Once the reviewers have examined the paper, it is returned to the editor for a decision. At this stage, papers are either accepted, rejected, or sent back to the authors for revision. Papers are declined because in the opinion of the reviewers and the editor the paper has been deemed unsuitable for publication for one of several reasons. In all, about 50 percent of original submissions are published. Papers revised by the authors are returned to the associate editor for evaluation of the quality of the revision. The editor again reviews the recommendation of the associate editor and the paper to decide whether the paper is suitable for publication or additional revisions are needed. It is common for additional rounds of revision and review to be required before the paper is finally accepted.
Reviewers are asked to consider the following questions when evaluating a paper.
- Do the ideas/techniques/methods presented in the paper change the way we perform or look at our science?
- What are the important contributions of this paper?
- Is the hypothesis clearly stated and the experimental design correctly chosen to test the hypothesis?
- Is the analysis technically correct?
- Does the paper present new ideas? If it contains new information, is it a fundamentally useful contribution or is it only marginally useful?
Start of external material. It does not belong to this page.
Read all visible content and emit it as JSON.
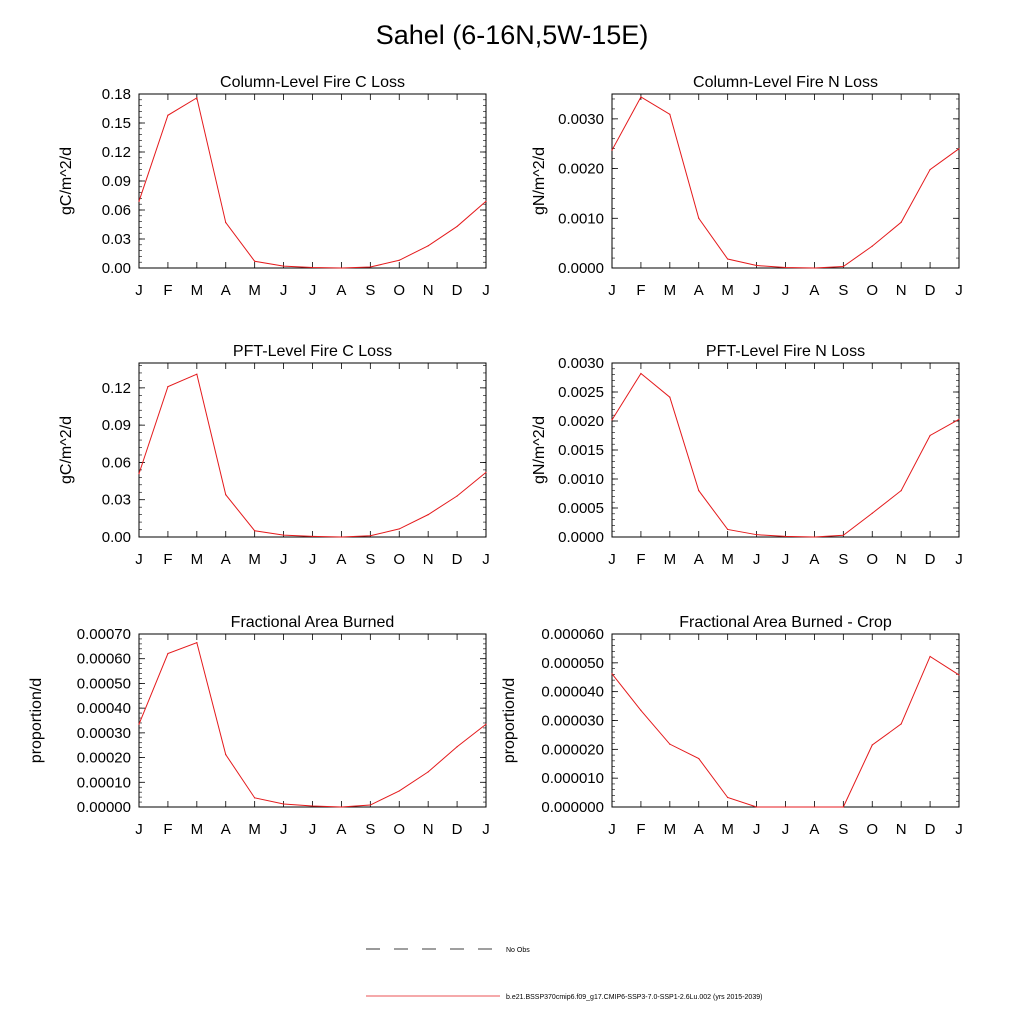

- Is the literature cited complete or are important references left out?
- Has this work, or very similar work, been published elsewhere?
- Is the abstract clearly written and informative? Does it convey the essence of the research?
Authors should identify new general principles and innovative ideas and/or methods in the research. One or more case study examples may be used to illustrate the application of new methods and/or concepts. However, the new general principles to be explored in the paper must be highlighted in the abstract, the introduction, and conclusion sections. The title, also, should reflect the focus on new principles/methods rather than the case study aspects of the paper.
Groundwater Monitoring & Remediation®’s peer review process utilizes reviewer independence to obtain an unbiased evaluation. NGWA finds among a sampling of professional journals, Groundwater Monitoring & Remediation®’s practice of sharing an author’s identity with the associate editors and reviewers is shared with 48 percent of such journals. Groundwater Monitoring & Remediation®’s practice is not to disclose reviewer identities to authors unless the author asks and the reviewer grants permission.